正如人们难以评价来自备择假设的证据的情况一样,人们也很难意识到能够证伪他们焦点假设的证据和检验。与之相反,人们(包括科学家)倾向于寻找能够支持自身理论的证据,而非去证伪理论。推理领域研究中40多年来一个研究最多的问题就充分说明了这点。这项实验任务由彼得·沃森(Peter Wason,1966,1968)创造出来,在之后的多个研究中被检验了数十次(Evans,1972,1996,2007;Evans,Newstead&Byrne,1993;Johnson-Laird,1999,2006;Klauer,Stahl&Erdfelder,2007;Oaksford&Chater,1994,2007;Stenning&van Lambalgen,2004)。

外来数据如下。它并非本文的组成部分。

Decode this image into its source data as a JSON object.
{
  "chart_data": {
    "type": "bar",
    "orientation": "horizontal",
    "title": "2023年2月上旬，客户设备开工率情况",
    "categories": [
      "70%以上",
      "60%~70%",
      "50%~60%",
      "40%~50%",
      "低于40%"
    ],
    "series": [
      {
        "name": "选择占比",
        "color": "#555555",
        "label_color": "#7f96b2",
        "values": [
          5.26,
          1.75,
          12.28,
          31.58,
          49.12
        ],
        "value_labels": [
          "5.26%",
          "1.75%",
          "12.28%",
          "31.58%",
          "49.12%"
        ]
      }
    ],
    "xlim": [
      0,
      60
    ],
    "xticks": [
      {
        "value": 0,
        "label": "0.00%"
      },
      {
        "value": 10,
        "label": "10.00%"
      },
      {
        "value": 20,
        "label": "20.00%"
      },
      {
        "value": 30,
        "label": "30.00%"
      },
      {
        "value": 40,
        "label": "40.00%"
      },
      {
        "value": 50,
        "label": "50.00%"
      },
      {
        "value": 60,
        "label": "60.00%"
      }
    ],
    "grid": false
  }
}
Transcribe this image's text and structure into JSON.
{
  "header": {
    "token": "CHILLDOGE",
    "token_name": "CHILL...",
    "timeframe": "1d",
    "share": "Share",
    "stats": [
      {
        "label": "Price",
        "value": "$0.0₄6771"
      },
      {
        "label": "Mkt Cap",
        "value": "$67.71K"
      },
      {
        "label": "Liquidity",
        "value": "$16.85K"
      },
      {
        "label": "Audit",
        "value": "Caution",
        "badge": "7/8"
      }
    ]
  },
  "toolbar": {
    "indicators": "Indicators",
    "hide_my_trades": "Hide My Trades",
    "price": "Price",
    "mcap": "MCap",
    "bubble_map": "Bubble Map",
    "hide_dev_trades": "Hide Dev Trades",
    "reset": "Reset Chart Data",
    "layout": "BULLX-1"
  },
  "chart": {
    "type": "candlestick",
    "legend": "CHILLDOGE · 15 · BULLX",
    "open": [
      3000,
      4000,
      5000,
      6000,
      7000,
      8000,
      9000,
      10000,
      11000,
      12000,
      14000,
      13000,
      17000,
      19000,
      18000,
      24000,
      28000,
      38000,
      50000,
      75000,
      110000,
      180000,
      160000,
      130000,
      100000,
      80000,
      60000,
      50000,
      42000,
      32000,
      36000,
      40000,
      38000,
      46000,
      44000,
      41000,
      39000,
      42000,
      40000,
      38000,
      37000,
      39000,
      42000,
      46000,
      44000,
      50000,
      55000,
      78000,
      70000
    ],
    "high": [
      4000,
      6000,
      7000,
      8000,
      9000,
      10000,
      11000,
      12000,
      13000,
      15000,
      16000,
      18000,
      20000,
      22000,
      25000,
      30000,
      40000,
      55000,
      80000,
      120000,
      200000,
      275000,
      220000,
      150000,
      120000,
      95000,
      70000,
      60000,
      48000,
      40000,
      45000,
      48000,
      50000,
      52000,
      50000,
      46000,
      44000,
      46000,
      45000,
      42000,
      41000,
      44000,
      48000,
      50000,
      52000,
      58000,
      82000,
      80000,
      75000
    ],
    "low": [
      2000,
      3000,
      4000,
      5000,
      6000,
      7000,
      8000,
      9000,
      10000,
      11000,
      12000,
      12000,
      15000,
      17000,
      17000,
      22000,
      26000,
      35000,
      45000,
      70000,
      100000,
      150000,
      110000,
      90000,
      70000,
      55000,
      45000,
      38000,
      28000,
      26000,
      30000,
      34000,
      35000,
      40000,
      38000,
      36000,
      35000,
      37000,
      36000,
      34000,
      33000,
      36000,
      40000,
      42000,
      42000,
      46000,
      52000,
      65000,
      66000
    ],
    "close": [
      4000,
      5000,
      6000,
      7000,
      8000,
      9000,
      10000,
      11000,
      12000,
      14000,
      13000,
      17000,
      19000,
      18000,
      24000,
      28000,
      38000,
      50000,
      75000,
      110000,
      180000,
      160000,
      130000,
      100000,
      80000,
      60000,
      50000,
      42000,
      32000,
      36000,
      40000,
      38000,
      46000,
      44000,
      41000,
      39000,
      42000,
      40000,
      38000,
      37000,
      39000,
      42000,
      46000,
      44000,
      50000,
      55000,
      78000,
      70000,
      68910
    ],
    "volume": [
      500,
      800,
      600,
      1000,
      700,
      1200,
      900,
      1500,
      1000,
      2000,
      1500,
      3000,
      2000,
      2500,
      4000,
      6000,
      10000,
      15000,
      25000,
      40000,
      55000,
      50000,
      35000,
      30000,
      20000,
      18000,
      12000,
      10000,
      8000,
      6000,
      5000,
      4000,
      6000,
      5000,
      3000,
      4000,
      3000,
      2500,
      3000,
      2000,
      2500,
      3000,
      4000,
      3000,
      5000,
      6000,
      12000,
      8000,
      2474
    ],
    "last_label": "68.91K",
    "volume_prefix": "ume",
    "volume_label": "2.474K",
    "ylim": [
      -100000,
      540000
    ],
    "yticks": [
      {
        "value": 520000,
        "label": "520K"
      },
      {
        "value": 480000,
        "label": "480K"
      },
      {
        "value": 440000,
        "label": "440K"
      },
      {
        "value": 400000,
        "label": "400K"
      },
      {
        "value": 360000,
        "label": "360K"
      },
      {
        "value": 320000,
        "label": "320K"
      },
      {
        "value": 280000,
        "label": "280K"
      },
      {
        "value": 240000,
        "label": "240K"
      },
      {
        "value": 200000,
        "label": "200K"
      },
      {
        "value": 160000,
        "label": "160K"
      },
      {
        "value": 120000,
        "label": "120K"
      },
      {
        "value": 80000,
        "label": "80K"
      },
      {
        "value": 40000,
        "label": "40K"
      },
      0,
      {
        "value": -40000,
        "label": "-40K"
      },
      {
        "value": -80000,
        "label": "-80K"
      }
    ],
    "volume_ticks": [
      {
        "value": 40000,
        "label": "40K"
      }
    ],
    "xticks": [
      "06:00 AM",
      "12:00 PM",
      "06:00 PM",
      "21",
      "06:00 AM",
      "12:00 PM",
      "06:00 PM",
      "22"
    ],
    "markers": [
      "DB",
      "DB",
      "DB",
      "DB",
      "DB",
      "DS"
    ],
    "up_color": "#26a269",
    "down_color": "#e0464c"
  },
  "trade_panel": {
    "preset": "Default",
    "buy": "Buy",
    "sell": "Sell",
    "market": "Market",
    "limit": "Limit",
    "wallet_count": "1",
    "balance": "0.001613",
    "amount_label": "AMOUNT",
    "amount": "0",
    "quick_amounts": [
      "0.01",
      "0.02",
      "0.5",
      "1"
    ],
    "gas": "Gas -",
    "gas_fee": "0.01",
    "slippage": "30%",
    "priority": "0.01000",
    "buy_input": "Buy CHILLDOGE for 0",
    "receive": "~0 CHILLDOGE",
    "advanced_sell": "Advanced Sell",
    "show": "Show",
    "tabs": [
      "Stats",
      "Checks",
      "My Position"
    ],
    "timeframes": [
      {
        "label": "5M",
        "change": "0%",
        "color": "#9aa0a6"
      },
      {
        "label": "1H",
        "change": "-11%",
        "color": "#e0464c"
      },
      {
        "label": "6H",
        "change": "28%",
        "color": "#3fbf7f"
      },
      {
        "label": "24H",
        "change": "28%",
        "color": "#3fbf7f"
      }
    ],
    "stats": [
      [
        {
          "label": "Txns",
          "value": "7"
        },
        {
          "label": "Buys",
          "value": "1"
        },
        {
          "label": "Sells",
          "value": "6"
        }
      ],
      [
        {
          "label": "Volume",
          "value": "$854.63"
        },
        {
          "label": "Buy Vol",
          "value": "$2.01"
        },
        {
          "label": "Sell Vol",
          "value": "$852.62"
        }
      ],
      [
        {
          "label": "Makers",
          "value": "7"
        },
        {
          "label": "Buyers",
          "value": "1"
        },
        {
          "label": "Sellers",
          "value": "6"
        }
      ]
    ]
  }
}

请在继续阅读前尝试回答以下这个问题:

下图中的每个方框表示一张桌上的卡片,每张卡片一面是字母,另一面是数字。有一条规律:如果一张卡片字母面是元音的话,那么它的数字面就是偶数。这四张卡片两张是字母面向上,两张是数字面向上。你的任务是为确定这条规律是否正确,决定应该翻转哪(几)张卡片。

这个任务被称作四卡片选取任务,其被大量研究的原因是:大多数人都在这个问题上犯了错,而弄清其中的原因又异常艰难。这个问题的答案看起来很容易。假设的规律说:如果一张卡片字母面是元音,那么它的数字面就是偶数。所以,答案看起来是选择A和8:A是元音,可以看下背面是否是偶数;8是偶数,可以看下背面是否是元音。问题是这个答案——大约有50%的被试都给出了这样的答案——是错误的!第二种普遍的答案——只翻开写有A的卡片(去看背面是否是偶数)——也是错误的!另外还有20%的被试选择了翻转其他的组合(如K和8),仍然是不对的。

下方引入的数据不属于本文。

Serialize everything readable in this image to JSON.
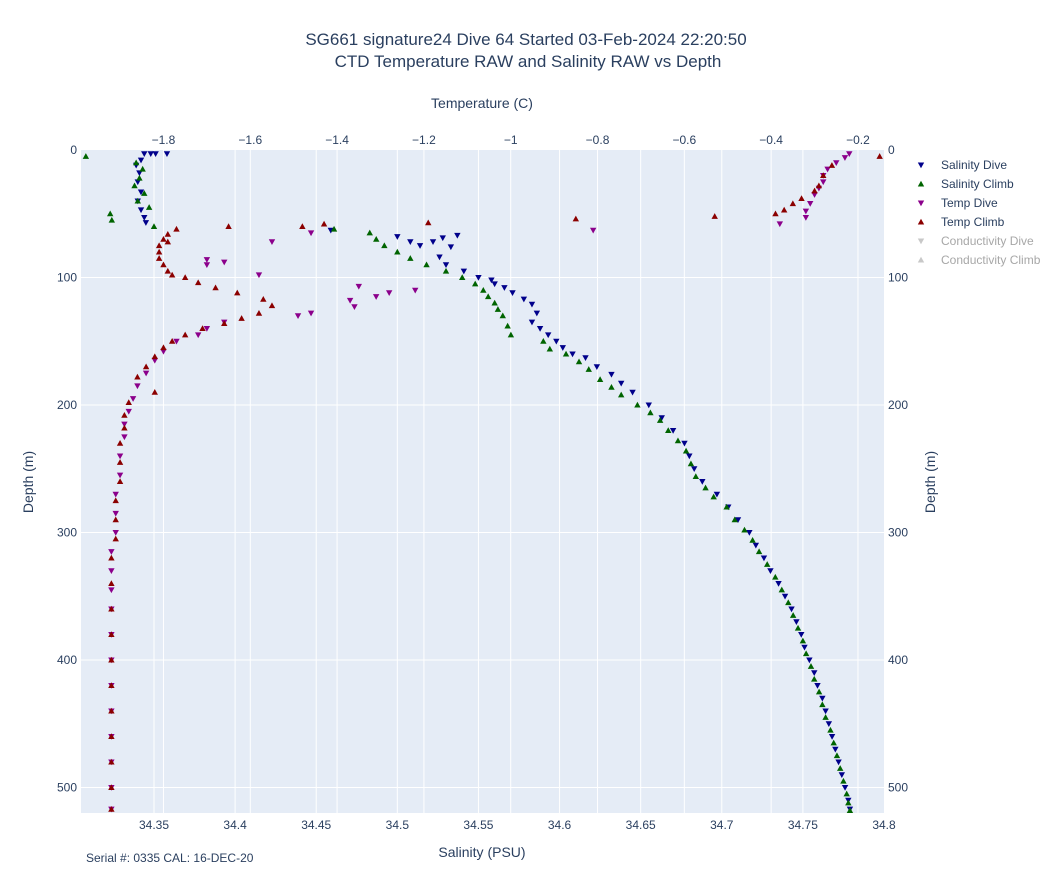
{
  "chart_data": {
    "type": "scatter",
    "title_line1": "SG661 signature24 Dive 64 Started 03-Feb-2024 22:20:50",
    "title_line2": "CTD Temperature RAW and Salinity RAW vs Depth",
    "xlabel": "Salinity (PSU)",
    "x2label": "Temperature (C)",
    "ylabel": "Depth (m)",
    "y2label": "Depth (m)",
    "xlim": [
      34.305,
      34.8
    ],
    "x2lim": [
      -1.99,
      -0.14
    ],
    "ylim": [
      520,
      0
    ],
    "x_ticks": [
      34.35,
      34.4,
      34.45,
      34.5,
      34.55,
      34.6,
      34.65,
      34.7,
      34.75,
      34.8
    ],
    "x_tick_labels": [
      "34.35",
      "34.4",
      "34.45",
      "34.5",
      "34.55",
      "34.6",
      "34.65",
      "34.7",
      "34.75",
      "34.8"
    ],
    "x2_ticks": [
      -1.8,
      -1.6,
      -1.4,
      -1.2,
      -1,
      -0.8,
      -0.6,
      -0.4,
      -0.2
    ],
    "x2_tick_labels": [
      "−1.8",
      "−1.6",
      "−1.4",
      "−1.2",
      "−1",
      "−0.8",
      "−0.6",
      "−0.4",
      "−0.2"
    ],
    "y_ticks": [
      0,
      100,
      200,
      300,
      400,
      500
    ],
    "y_tick_labels": [
      "0",
      "100",
      "200",
      "300",
      "400",
      "500"
    ],
    "grid": true,
    "legend_position": "right",
    "footnote": "Serial #: 0335  CAL: 16-DEC-20",
    "series": [
      {
        "name": "Salinity Dive",
        "axis": "salinity",
        "marker": "triangle-down",
        "color": "#00008b",
        "visible": true,
        "points": [
          [
            34.344,
            3
          ],
          [
            34.348,
            3
          ],
          [
            34.351,
            3
          ],
          [
            34.358,
            3
          ],
          [
            34.342,
            8
          ],
          [
            34.339,
            12
          ],
          [
            34.341,
            18
          ],
          [
            34.34,
            25
          ],
          [
            34.342,
            33
          ],
          [
            34.34,
            40
          ],
          [
            34.342,
            47
          ],
          [
            34.344,
            53
          ],
          [
            34.345,
            57
          ],
          [
            34.459,
            63
          ],
          [
            34.5,
            68
          ],
          [
            34.508,
            72
          ],
          [
            34.514,
            75
          ],
          [
            34.522,
            72
          ],
          [
            34.528,
            69
          ],
          [
            34.537,
            67
          ],
          [
            34.533,
            76
          ],
          [
            34.526,
            84
          ],
          [
            34.53,
            90
          ],
          [
            34.541,
            95
          ],
          [
            34.55,
            100
          ],
          [
            34.558,
            102
          ],
          [
            34.56,
            105
          ],
          [
            34.566,
            108
          ],
          [
            34.571,
            112
          ],
          [
            34.578,
            117
          ],
          [
            34.583,
            121
          ],
          [
            34.586,
            128
          ],
          [
            34.583,
            135
          ],
          [
            34.588,
            140
          ],
          [
            34.593,
            145
          ],
          [
            34.598,
            150
          ],
          [
            34.602,
            155
          ],
          [
            34.608,
            160
          ],
          [
            34.616,
            163
          ],
          [
            34.623,
            170
          ],
          [
            34.632,
            176
          ],
          [
            34.638,
            183
          ],
          [
            34.645,
            190
          ],
          [
            34.655,
            200
          ],
          [
            34.663,
            210
          ],
          [
            34.67,
            220
          ],
          [
            34.677,
            230
          ],
          [
            34.68,
            240
          ],
          [
            34.683,
            250
          ],
          [
            34.688,
            260
          ],
          [
            34.697,
            270
          ],
          [
            34.704,
            280
          ],
          [
            34.71,
            290
          ],
          [
            34.717,
            300
          ],
          [
            34.721,
            310
          ],
          [
            34.726,
            320
          ],
          [
            34.73,
            330
          ],
          [
            34.735,
            340
          ],
          [
            34.739,
            350
          ],
          [
            34.743,
            360
          ],
          [
            34.746,
            370
          ],
          [
            34.749,
            380
          ],
          [
            34.751,
            390
          ],
          [
            34.754,
            400
          ],
          [
            34.757,
            410
          ],
          [
            34.759,
            420
          ],
          [
            34.762,
            430
          ],
          [
            34.764,
            440
          ],
          [
            34.766,
            450
          ],
          [
            34.768,
            460
          ],
          [
            34.77,
            470
          ],
          [
            34.772,
            480
          ],
          [
            34.774,
            490
          ],
          [
            34.776,
            500
          ],
          [
            34.778,
            510
          ],
          [
            34.779,
            517
          ]
        ]
      },
      {
        "name": "Salinity Climb",
        "axis": "salinity",
        "marker": "triangle-up",
        "color": "#006400",
        "visible": true,
        "points": [
          [
            34.308,
            5
          ],
          [
            34.339,
            10
          ],
          [
            34.343,
            15
          ],
          [
            34.341,
            22
          ],
          [
            34.338,
            28
          ],
          [
            34.344,
            34
          ],
          [
            34.34,
            40
          ],
          [
            34.347,
            45
          ],
          [
            34.323,
            50
          ],
          [
            34.324,
            55
          ],
          [
            34.35,
            60
          ],
          [
            34.461,
            62
          ],
          [
            34.483,
            65
          ],
          [
            34.487,
            70
          ],
          [
            34.492,
            75
          ],
          [
            34.5,
            80
          ],
          [
            34.508,
            85
          ],
          [
            34.518,
            90
          ],
          [
            34.53,
            95
          ],
          [
            34.54,
            100
          ],
          [
            34.548,
            105
          ],
          [
            34.553,
            110
          ],
          [
            34.556,
            115
          ],
          [
            34.56,
            120
          ],
          [
            34.562,
            125
          ],
          [
            34.565,
            130
          ],
          [
            34.568,
            138
          ],
          [
            34.57,
            145
          ],
          [
            34.59,
            150
          ],
          [
            34.594,
            156
          ],
          [
            34.604,
            160
          ],
          [
            34.612,
            166
          ],
          [
            34.618,
            172
          ],
          [
            34.625,
            180
          ],
          [
            34.632,
            186
          ],
          [
            34.638,
            192
          ],
          [
            34.648,
            200
          ],
          [
            34.656,
            206
          ],
          [
            34.662,
            212
          ],
          [
            34.667,
            220
          ],
          [
            34.673,
            228
          ],
          [
            34.678,
            236
          ],
          [
            34.681,
            246
          ],
          [
            34.684,
            256
          ],
          [
            34.69,
            265
          ],
          [
            34.695,
            272
          ],
          [
            34.703,
            280
          ],
          [
            34.708,
            290
          ],
          [
            34.714,
            298
          ],
          [
            34.719,
            306
          ],
          [
            34.723,
            315
          ],
          [
            34.728,
            325
          ],
          [
            34.733,
            335
          ],
          [
            34.737,
            345
          ],
          [
            34.741,
            355
          ],
          [
            34.744,
            365
          ],
          [
            34.747,
            375
          ],
          [
            34.75,
            385
          ],
          [
            34.752,
            395
          ],
          [
            34.755,
            405
          ],
          [
            34.757,
            415
          ],
          [
            34.76,
            425
          ],
          [
            34.762,
            435
          ],
          [
            34.764,
            445
          ],
          [
            34.767,
            455
          ],
          [
            34.769,
            465
          ],
          [
            34.771,
            475
          ],
          [
            34.773,
            485
          ],
          [
            34.775,
            495
          ],
          [
            34.777,
            505
          ],
          [
            34.778,
            512
          ],
          [
            34.779,
            518
          ]
        ]
      },
      {
        "name": "Temp Dive",
        "axis": "temperature",
        "marker": "triangle-down",
        "color": "#8b008b",
        "visible": true,
        "points": [
          [
            -0.22,
            3
          ],
          [
            -0.23,
            6
          ],
          [
            -0.25,
            10
          ],
          [
            -0.27,
            15
          ],
          [
            -0.28,
            20
          ],
          [
            -0.28,
            25
          ],
          [
            -0.29,
            30
          ],
          [
            -0.3,
            35
          ],
          [
            -0.31,
            42
          ],
          [
            -0.32,
            48
          ],
          [
            -0.32,
            53
          ],
          [
            -0.38,
            58
          ],
          [
            -0.81,
            63
          ],
          [
            -1.46,
            65
          ],
          [
            -1.55,
            72
          ],
          [
            -1.7,
            86
          ],
          [
            -1.66,
            88
          ],
          [
            -1.7,
            90
          ],
          [
            -1.58,
            98
          ],
          [
            -1.35,
            107
          ],
          [
            -1.22,
            110
          ],
          [
            -1.28,
            112
          ],
          [
            -1.31,
            115
          ],
          [
            -1.37,
            118
          ],
          [
            -1.36,
            123
          ],
          [
            -1.49,
            130
          ],
          [
            -1.46,
            128
          ],
          [
            -1.66,
            135
          ],
          [
            -1.7,
            140
          ],
          [
            -1.72,
            145
          ],
          [
            -1.77,
            150
          ],
          [
            -1.8,
            158
          ],
          [
            -1.82,
            165
          ],
          [
            -1.84,
            175
          ],
          [
            -1.86,
            185
          ],
          [
            -1.87,
            195
          ],
          [
            -1.88,
            205
          ],
          [
            -1.89,
            215
          ],
          [
            -1.89,
            225
          ],
          [
            -1.9,
            240
          ],
          [
            -1.9,
            255
          ],
          [
            -1.91,
            270
          ],
          [
            -1.91,
            285
          ],
          [
            -1.91,
            300
          ],
          [
            -1.92,
            315
          ],
          [
            -1.92,
            330
          ],
          [
            -1.92,
            345
          ],
          [
            -1.92,
            360
          ],
          [
            -1.92,
            380
          ],
          [
            -1.92,
            400
          ],
          [
            -1.92,
            420
          ],
          [
            -1.92,
            440
          ],
          [
            -1.92,
            460
          ],
          [
            -1.92,
            480
          ],
          [
            -1.92,
            500
          ],
          [
            -1.92,
            517
          ]
        ]
      },
      {
        "name": "Temp Climb",
        "axis": "temperature",
        "marker": "triangle-up",
        "color": "#8b0000",
        "visible": true,
        "points": [
          [
            -0.15,
            5
          ],
          [
            -0.26,
            12
          ],
          [
            -0.28,
            20
          ],
          [
            -0.29,
            28
          ],
          [
            -0.3,
            32
          ],
          [
            -0.33,
            38
          ],
          [
            -0.35,
            42
          ],
          [
            -0.37,
            47
          ],
          [
            -0.39,
            50
          ],
          [
            -0.53,
            52
          ],
          [
            -0.85,
            54
          ],
          [
            -1.19,
            57
          ],
          [
            -1.43,
            58
          ],
          [
            -1.48,
            60
          ],
          [
            -1.65,
            60
          ],
          [
            -1.77,
            62
          ],
          [
            -1.79,
            66
          ],
          [
            -1.8,
            70
          ],
          [
            -1.79,
            72
          ],
          [
            -1.81,
            75
          ],
          [
            -1.81,
            80
          ],
          [
            -1.81,
            85
          ],
          [
            -1.8,
            90
          ],
          [
            -1.79,
            95
          ],
          [
            -1.78,
            98
          ],
          [
            -1.75,
            100
          ],
          [
            -1.72,
            104
          ],
          [
            -1.68,
            108
          ],
          [
            -1.63,
            112
          ],
          [
            -1.57,
            117
          ],
          [
            -1.55,
            122
          ],
          [
            -1.58,
            128
          ],
          [
            -1.62,
            132
          ],
          [
            -1.66,
            136
          ],
          [
            -1.71,
            140
          ],
          [
            -1.75,
            145
          ],
          [
            -1.78,
            150
          ],
          [
            -1.8,
            155
          ],
          [
            -1.82,
            162
          ],
          [
            -1.84,
            170
          ],
          [
            -1.86,
            178
          ],
          [
            -1.82,
            190
          ],
          [
            -1.88,
            198
          ],
          [
            -1.89,
            208
          ],
          [
            -1.89,
            218
          ],
          [
            -1.9,
            230
          ],
          [
            -1.9,
            245
          ],
          [
            -1.9,
            260
          ],
          [
            -1.91,
            275
          ],
          [
            -1.91,
            290
          ],
          [
            -1.91,
            305
          ],
          [
            -1.92,
            320
          ],
          [
            -1.92,
            340
          ],
          [
            -1.92,
            360
          ],
          [
            -1.92,
            380
          ],
          [
            -1.92,
            400
          ],
          [
            -1.92,
            420
          ],
          [
            -1.92,
            440
          ],
          [
            -1.92,
            460
          ],
          [
            -1.92,
            480
          ],
          [
            -1.92,
            500
          ],
          [
            -1.92,
            517
          ]
        ]
      },
      {
        "name": "Conductivity Dive",
        "axis": "none",
        "marker": "triangle-down",
        "color": "#c8c8c8",
        "visible": false,
        "points": []
      },
      {
        "name": "Conductivity Climb",
        "axis": "none",
        "marker": "triangle-up",
        "color": "#c8c8c8",
        "visible": false,
        "points": []
      }
    ]
  }
}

如果你与过去数十年来几十个研究中参与这项任务的90%被试一样,那么你也会给出错误的答案。让我们来仔细看一下这么多人是如何犯错的。首先,他们在写有K和A的卡片上都没有犯错。大多数人都没有选择卡片K而选择了卡片A,因为规律对写有辅音的卡片背面是什么并没有规定,因此K与这条规律是无关的。而A不是,它的背面可能是偶数或奇数。前者与规律一致,后者是能够证明这条规律是否正确的关键性结果。简而言之,要证明这条规律不是错误的,必须把卡片A翻过来,这一点是大多数人都意识到了的。

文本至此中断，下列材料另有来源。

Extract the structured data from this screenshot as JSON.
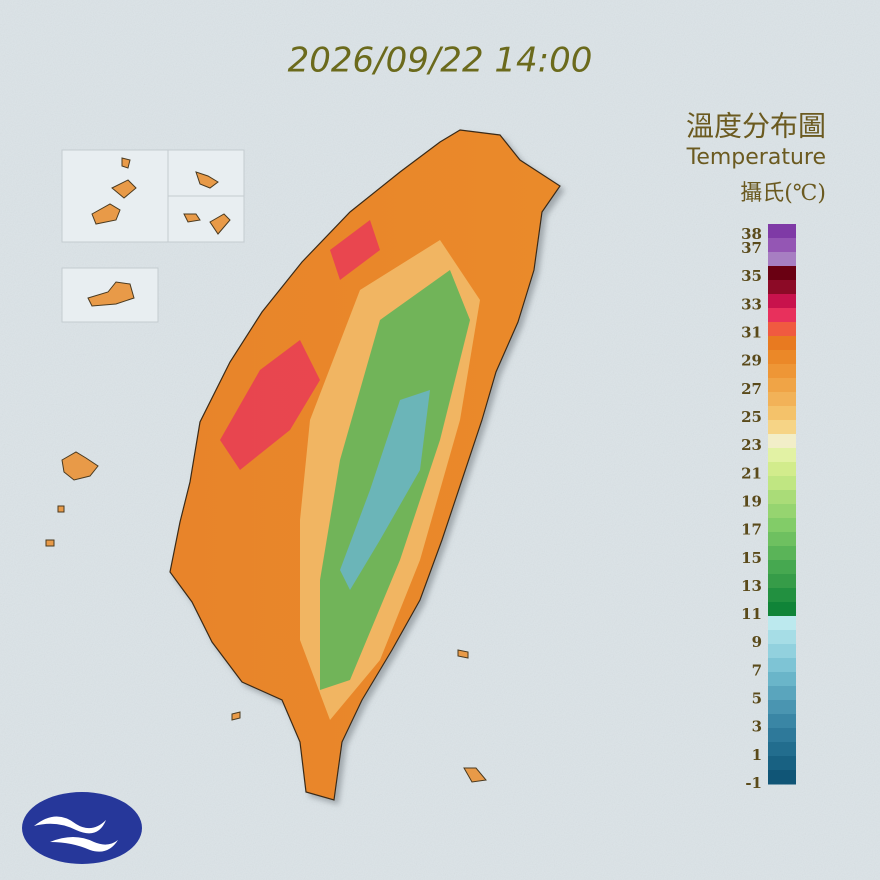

然而,8和5是真正困难的卡片,许多人在这两张卡片上犯了错。他们错误地认为卡片8必须被翻过来,这张卡片被错误地选择是因为,人们认为需要检查下它的背面是元音而不是非元音。但是,比如说,如果8的背面是K的话,并不能证明这条规律就是错的,因为虽然规律说了元音的背面一定是偶数,并没有说偶数的背面一定是元音。所以在偶数的背后发现一个非元音,完全不能说明这条规律到底是对是错。相比之下,5这张卡片大部分人都没有选择,却是真正必须翻的。卡片5的背面可能是一个元音,而如果是这样的话,规律就是错误的了,因为所有的元音背面都不应是一个奇数。因而,要想证明规律不是错的,卡片5必须被翻过来。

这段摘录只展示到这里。